Carburanti, taglio di 5 centesimi nelle aree di servizio autostradali
Con il Golfo ancora sotto pressione e il nodo dell’energia al centro del dibattito internazionale, in Italia si prepara un nuovo intervento per contenere il caro carburante. In arrivo uno sconto temporaneo nelle aree di servizio autostradali, mentre il Governo valuta la proroga delle misure già in vigore.

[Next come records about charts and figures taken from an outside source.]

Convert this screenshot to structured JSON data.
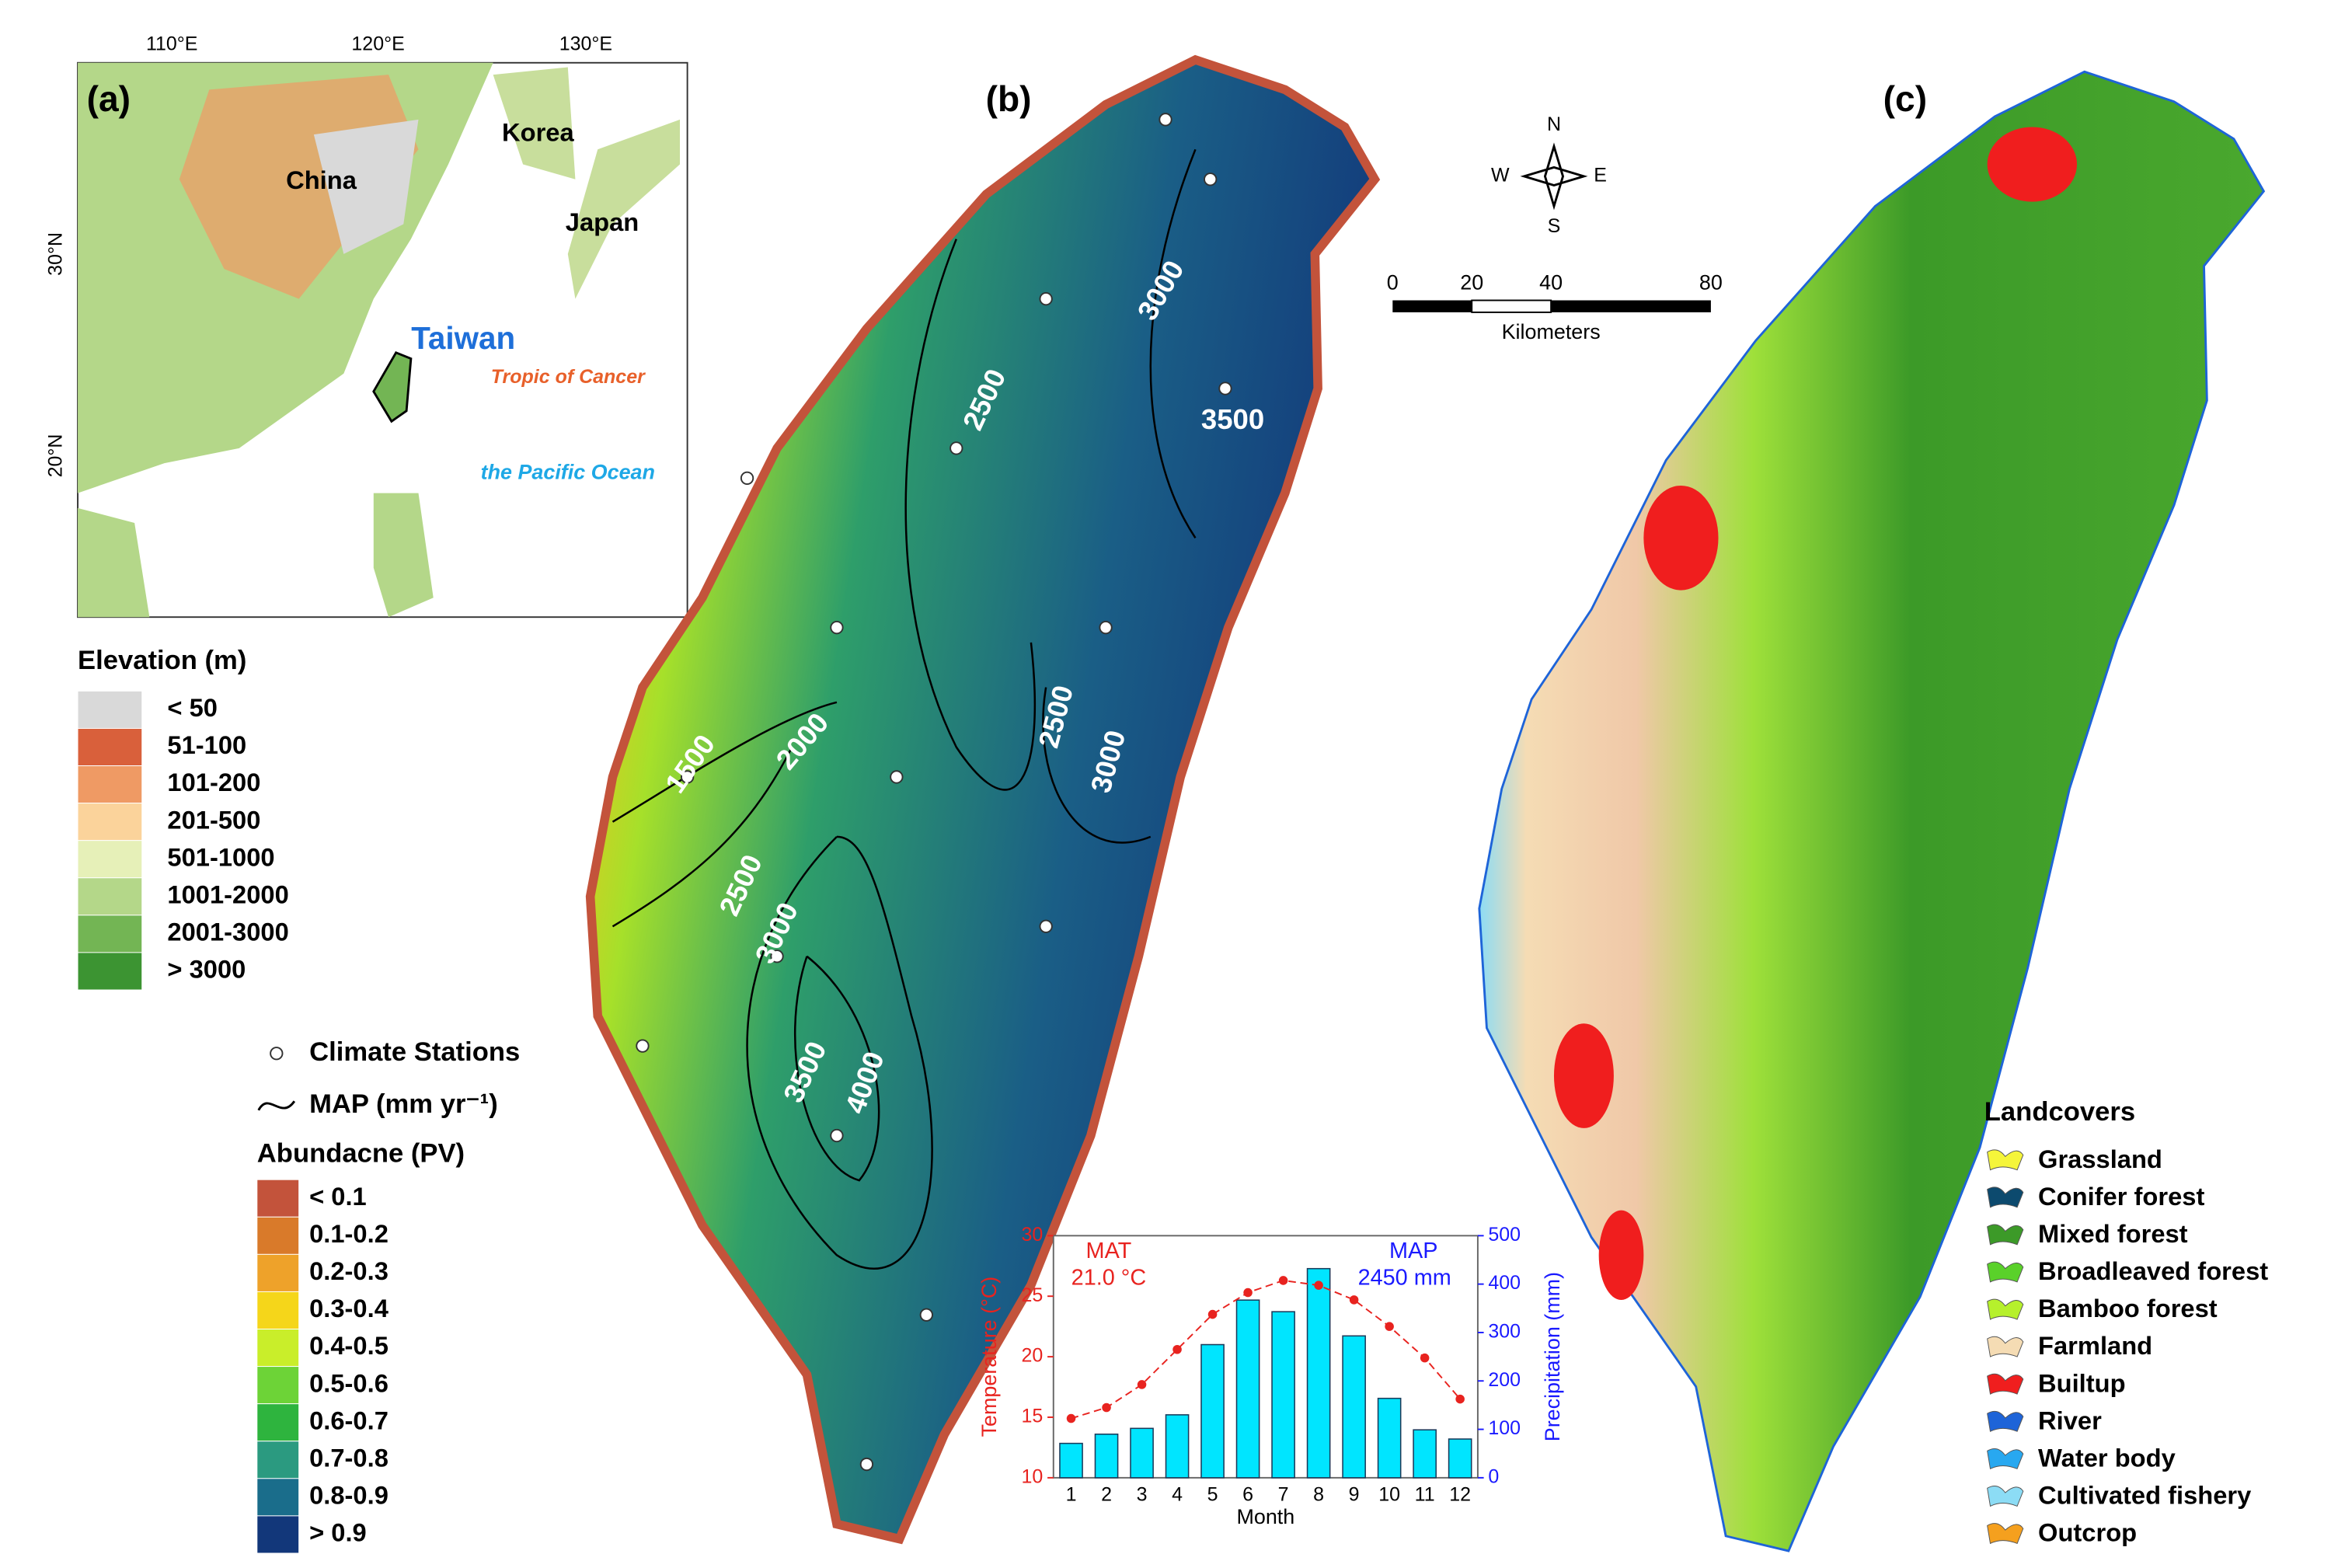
{
  "panel_a": {
    "label": "(a)",
    "lon_labels": [
      "110°E",
      "120°E",
      "130°E"
    ],
    "lat_labels": [
      "30°N",
      "20°N"
    ],
    "places": [
      "China",
      "Korea",
      "Japan",
      "Taiwan",
      "Tropic of Cancer",
      "the Pacific Ocean"
    ]
  },
  "elevation_legend": {
    "title": "Elevation (m)",
    "items": [
      {
        "label": "< 50",
        "color": "#d9d9d9"
      },
      {
        "label": "51-100",
        "color": "#d9603b"
      },
      {
        "label": "101-200",
        "color": "#ef9a64"
      },
      {
        "label": "201-500",
        "color": "#fbd39b"
      },
      {
        "label": "501-1000",
        "color": "#e6f0b8"
      },
      {
        "label": "1001-2000",
        "color": "#b4d789"
      },
      {
        "label": "2001-3000",
        "color": "#73b554"
      },
      {
        "label": "> 3000",
        "color": "#3c9432"
      }
    ]
  },
  "panel_b": {
    "label": "(b)",
    "contour_labels": [
      "3000",
      "3500",
      "2500",
      "2500",
      "3000",
      "2000",
      "1500",
      "2500",
      "3000",
      "3500",
      "4000"
    ],
    "compass": [
      "N",
      "S",
      "W",
      "E"
    ],
    "scale_labels": [
      "0",
      "20",
      "40",
      "80"
    ],
    "scale_unit": "Kilometers"
  },
  "stations_legend": {
    "stations": "Climate Stations",
    "map": "MAP (mm yr⁻¹)"
  },
  "abundance_legend": {
    "title": "Abundacne (PV)",
    "items": [
      {
        "label": "< 0.1",
        "color": "#c3533b"
      },
      {
        "label": "0.1-0.2",
        "color": "#d97a2a"
      },
      {
        "label": "0.2-0.3",
        "color": "#eea22a"
      },
      {
        "label": "0.3-0.4",
        "color": "#f5d61a"
      },
      {
        "label": "0.4-0.5",
        "color": "#c9ee2a"
      },
      {
        "label": "0.5-0.6",
        "color": "#6dd337"
      },
      {
        "label": "0.6-0.7",
        "color": "#2eb43e"
      },
      {
        "label": "0.7-0.8",
        "color": "#2b9a80"
      },
      {
        "label": "0.8-0.9",
        "color": "#1a6d8b"
      },
      {
        "label": "> 0.9",
        "color": "#12377a"
      }
    ]
  },
  "panel_c": {
    "label": "(c)"
  },
  "landcover_legend": {
    "title": "Landcovers",
    "items": [
      {
        "label": "Grassland",
        "color": "#f5f53a"
      },
      {
        "label": "Conifer forest",
        "color": "#0c4a6e"
      },
      {
        "label": "Mixed forest",
        "color": "#3c9a28"
      },
      {
        "label": "Broadleaved forest",
        "color": "#5ad12a"
      },
      {
        "label": "Bamboo forest",
        "color": "#b6f02c"
      },
      {
        "label": "Farmland",
        "color": "#f5dcb4"
      },
      {
        "label": "Builtup",
        "color": "#f01e1e"
      },
      {
        "label": "River",
        "color": "#1e64d8"
      },
      {
        "label": "Water body",
        "color": "#28a8f0"
      },
      {
        "label": "Cultivated fishery",
        "color": "#8cdcf5"
      },
      {
        "label": "Outcrop",
        "color": "#f5a01e"
      }
    ]
  },
  "chart_data": {
    "type": "bar-line",
    "xlabel": "Month",
    "ylabel": "Temperature (°C)",
    "y2label": "Precipitation (mm)",
    "categories": [
      "1",
      "2",
      "3",
      "4",
      "5",
      "6",
      "7",
      "8",
      "9",
      "10",
      "11",
      "12"
    ],
    "ylim": [
      10,
      30
    ],
    "yticks": [
      10,
      15,
      20,
      25,
      30
    ],
    "y2lim": [
      0,
      500
    ],
    "y2ticks": [
      0,
      100,
      200,
      300,
      400,
      500
    ],
    "series": [
      {
        "type": "line",
        "color": "#e8231f",
        "values": [
          14.9,
          15.8,
          17.7,
          20.6,
          23.5,
          25.3,
          26.3,
          25.9,
          24.7,
          22.5,
          19.9,
          16.5
        ]
      },
      {
        "type": "bar",
        "axis": "y2",
        "color": "#00e5ff",
        "values": [
          71,
          90,
          102,
          130,
          275,
          367,
          343,
          432,
          293,
          164,
          99,
          80
        ]
      }
    ],
    "annotations": [
      {
        "text": "MAT",
        "color": "#e8231f"
      },
      {
        "text": "21.0 °C",
        "color": "#e8231f"
      },
      {
        "text": "MAP",
        "color": "#1a1aff"
      },
      {
        "text": "2450 mm",
        "color": "#1a1aff"
      }
    ],
    "ycolor": "#e8231f",
    "y2color": "#1a1aff"
  }
}
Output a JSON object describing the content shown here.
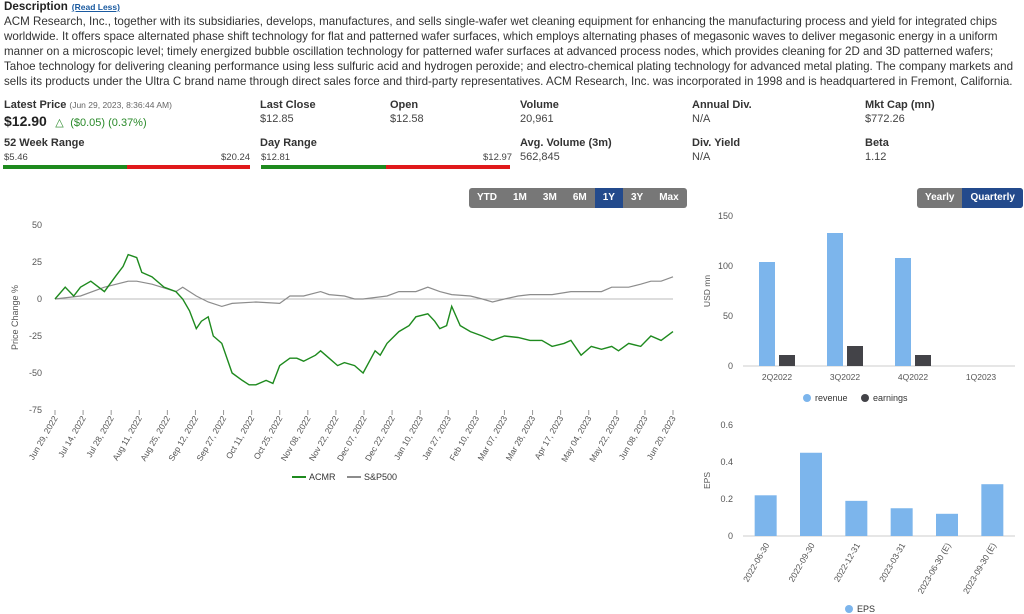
{
  "description": {
    "heading": "Description",
    "toggle": "(Read Less)",
    "text": "ACM Research, Inc., together with its subsidiaries, develops, manufactures, and sells single-wafer wet cleaning equipment for enhancing the manufacturing process and yield for integrated chips worldwide. It offers space alternated phase shift technology for flat and patterned wafer surfaces, which employs alternating phases of megasonic waves to deliver megasonic energy in a uniform manner on a microscopic level; timely energized bubble oscillation technology for patterned wafer surfaces at advanced process nodes, which provides cleaning for 2D and 3D patterned wafers; Tahoe technology for delivering cleaning performance using less sulfuric acid and hydrogen peroxide; and electro-chemical plating technology for advanced metal plating. The company markets and sells its products under the Ultra C brand name through direct sales force and third-party representatives. ACM Research, Inc. was incorporated in 1998 and is headquartered in Fremont, California."
  },
  "stats": {
    "latest_price": {
      "label": "Latest Price",
      "timestamp": "(Jun 29, 2023, 8:36:44 AM)",
      "value": "$12.90",
      "change": "($0.05) (0.37%)"
    },
    "last_close": {
      "label": "Last Close",
      "value": "$12.85"
    },
    "open": {
      "label": "Open",
      "value": "$12.58"
    },
    "volume": {
      "label": "Volume",
      "value": "20,961"
    },
    "annual_div": {
      "label": "Annual Div.",
      "value": "N/A"
    },
    "mkt_cap": {
      "label": "Mkt Cap (mn)",
      "value": "$772.26"
    },
    "week52": {
      "label": "52 Week Range",
      "low": "$5.46",
      "high": "$20.24",
      "position": 0.5
    },
    "day_range": {
      "label": "Day Range",
      "low": "$12.81",
      "high": "$12.97",
      "position": 0.5
    },
    "avg_volume": {
      "label": "Avg. Volume (3m)",
      "value": "562,845"
    },
    "div_yield": {
      "label": "Div. Yield",
      "value": "N/A"
    },
    "beta": {
      "label": "Beta",
      "value": "1.12"
    }
  },
  "range_buttons": {
    "items": [
      "YTD",
      "1M",
      "3M",
      "6M",
      "1Y",
      "3Y",
      "Max"
    ],
    "active": "1Y"
  },
  "period_buttons": {
    "items": [
      "Yearly",
      "Quarterly"
    ],
    "active": "Quarterly"
  },
  "colors": {
    "acmr": "#1e8a1e",
    "sp500": "#8c8c8c",
    "revenue": "#7cb5ec",
    "earnings": "#434348",
    "eps": "#7cb5ec",
    "range_low": "#1e8a1e",
    "range_high": "#e0191b",
    "button_active": "#234a8c"
  },
  "chart_data": [
    {
      "type": "line",
      "ylabel": "Price Change %",
      "ylim": [
        -75,
        50
      ],
      "yticks": [
        50,
        25,
        0,
        -25,
        -50,
        -75
      ],
      "x_tick_labels": [
        "Jun 29, 2022",
        "Jul 14, 2022",
        "Jul 28, 2022",
        "Aug 11, 2022",
        "Aug 25, 2022",
        "Sep 12, 2022",
        "Sep 27, 2022",
        "Oct 11, 2022",
        "Oct 25, 2022",
        "Nov 08, 2022",
        "Nov 22, 2022",
        "Dec 07, 2022",
        "Dec 22, 2022",
        "Jan 10, 2023",
        "Jan 27, 2023",
        "Feb 10, 2023",
        "Mar 07, 2023",
        "Mar 28, 2023",
        "Apr 17, 2023",
        "May 04, 2023",
        "May 22, 2023",
        "Jun 08, 2023",
        "Jun 20, 2023"
      ],
      "legend_position": "bottom",
      "series": [
        {
          "name": "ACMR",
          "x": [
            "2022-06-29",
            "2022-07-05",
            "2022-07-10",
            "2022-07-14",
            "2022-07-20",
            "2022-07-28",
            "2022-08-04",
            "2022-08-08",
            "2022-08-11",
            "2022-08-16",
            "2022-08-19",
            "2022-08-25",
            "2022-09-01",
            "2022-09-08",
            "2022-09-12",
            "2022-09-16",
            "2022-09-20",
            "2022-09-23",
            "2022-09-27",
            "2022-09-30",
            "2022-10-05",
            "2022-10-11",
            "2022-10-17",
            "2022-10-21",
            "2022-10-25",
            "2022-10-31",
            "2022-11-04",
            "2022-11-08",
            "2022-11-14",
            "2022-11-18",
            "2022-11-22",
            "2022-11-29",
            "2022-12-02",
            "2022-12-07",
            "2022-12-12",
            "2022-12-16",
            "2022-12-22",
            "2022-12-27",
            "2023-01-03",
            "2023-01-06",
            "2023-01-10",
            "2023-01-17",
            "2023-01-23",
            "2023-01-27",
            "2023-02-03",
            "2023-02-07",
            "2023-02-10",
            "2023-02-14",
            "2023-02-17",
            "2023-02-22",
            "2023-02-28",
            "2023-03-07",
            "2023-03-13",
            "2023-03-20",
            "2023-03-28",
            "2023-04-04",
            "2023-04-11",
            "2023-04-17",
            "2023-04-24",
            "2023-04-28",
            "2023-05-04",
            "2023-05-10",
            "2023-05-16",
            "2023-05-22",
            "2023-05-26",
            "2023-06-01",
            "2023-06-08",
            "2023-06-14",
            "2023-06-20",
            "2023-06-27"
          ],
          "values": [
            0,
            8,
            2,
            8,
            12,
            5,
            16,
            22,
            30,
            28,
            18,
            15,
            8,
            5,
            0,
            -8,
            -20,
            -15,
            -12,
            -25,
            -30,
            -50,
            -55,
            -58,
            -58,
            -55,
            -57,
            -45,
            -40,
            -40,
            -42,
            -38,
            -35,
            -40,
            -45,
            -43,
            -45,
            -50,
            -35,
            -38,
            -30,
            -22,
            -18,
            -12,
            -10,
            -15,
            -20,
            -18,
            -5,
            -18,
            -22,
            -25,
            -28,
            -25,
            -26,
            -28,
            -28,
            -32,
            -30,
            -28,
            -38,
            -32,
            -34,
            -32,
            -35,
            -30,
            -32,
            -25,
            -28,
            -22
          ]
        },
        {
          "name": "S&P500",
          "x": [
            "2022-06-29",
            "2022-07-14",
            "2022-07-28",
            "2022-08-11",
            "2022-08-16",
            "2022-08-25",
            "2022-09-08",
            "2022-09-12",
            "2022-09-20",
            "2022-09-27",
            "2022-10-05",
            "2022-10-11",
            "2022-10-25",
            "2022-11-08",
            "2022-11-14",
            "2022-11-22",
            "2022-12-02",
            "2022-12-07",
            "2022-12-16",
            "2022-12-22",
            "2022-12-27",
            "2023-01-10",
            "2023-01-17",
            "2023-01-27",
            "2023-02-03",
            "2023-02-10",
            "2023-02-17",
            "2023-02-28",
            "2023-03-07",
            "2023-03-13",
            "2023-03-20",
            "2023-03-28",
            "2023-04-04",
            "2023-04-17",
            "2023-04-28",
            "2023-05-04",
            "2023-05-16",
            "2023-05-22",
            "2023-06-01",
            "2023-06-08",
            "2023-06-14",
            "2023-06-20",
            "2023-06-27"
          ],
          "values": [
            0,
            2,
            8,
            12,
            12,
            10,
            5,
            8,
            2,
            -2,
            -5,
            -3,
            -2,
            -3,
            2,
            2,
            5,
            3,
            2,
            0,
            0,
            2,
            5,
            5,
            8,
            5,
            3,
            2,
            0,
            -2,
            0,
            2,
            3,
            3,
            5,
            5,
            5,
            8,
            8,
            10,
            12,
            12,
            15
          ]
        }
      ]
    },
    {
      "type": "bar",
      "categories": [
        "2Q2022",
        "3Q2022",
        "4Q2022",
        "1Q2023"
      ],
      "ylabel": "USD mn",
      "ylim": [
        0,
        150
      ],
      "yticks": [
        0,
        50,
        100,
        150
      ],
      "legend_position": "bottom",
      "series": [
        {
          "name": "revenue",
          "values": [
            104,
            133,
            108,
            null
          ]
        },
        {
          "name": "earnings",
          "values": [
            11,
            20,
            11,
            null
          ]
        }
      ]
    },
    {
      "type": "bar",
      "categories": [
        "2022-06-30",
        "2022-09-30",
        "2022-12-31",
        "2023-03-31",
        "2023-06-30 (E)",
        "2023-09-30 (E)"
      ],
      "ylabel": "EPS",
      "ylim": [
        0,
        0.6
      ],
      "yticks": [
        0,
        0.2,
        0.4,
        0.6
      ],
      "legend_position": "bottom",
      "series": [
        {
          "name": "EPS",
          "values": [
            0.22,
            0.45,
            0.19,
            0.15,
            0.12,
            0.28
          ]
        }
      ]
    }
  ]
}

Con lo Stretto di Hormuz di fatto ancora chiuso e le operazioni militari nel Golfo che proseguono senza tregua, la questione dell’approvvigionamento energetico resta una priorità politica a livello globale.
Anche in Italia il tema è tornato al centro dell’attenzione, con nuove iniziative messe in campo per arginare gli effetti del rincaro dei carburanti. Tra queste, si inserisce l’intervento promosso dal Ministero delle Infrastrutture e dei Trasporti. Dopo la convocazione delle concessionarie autostradali da parte del ministro Matteo Salvini e il confronto al MIT tra il viceministro Edoardo Rixi e i rappresentanti delle compagnie petrolifere, Aiscat ha avanzato la proposta di ridurre di 5 centesimi al litro i prezzi al pubblico nelle aree di servizio.
Dal Ministero è stato reso noto che le concessionarie hanno raccolto l’invito del ministro, avviando il percorso che dovrebbe portare, nei prossimi giorni, a una diminuzione dei prezzi lungo la rete autostradale di competenza per una durata di 20 giorni. Matteo Salvini ha espresso soddisfazione per la disponibilità manifestata e ha annunciato una nuova convocazione delle compagnie petrolifere, con l’obiettivo dichiarato di scongiurare speculazioni a danno di cittadini e imprese.
Intanto l’attenzione resta rivolta al prossimo Consiglio dei Ministri, chiamato a decidere sulla possibile proroga dello sconto su benzina e diesel introdotto nei giorni scorsi con il Decreto Carburanti e in scadenza il 7 aprile.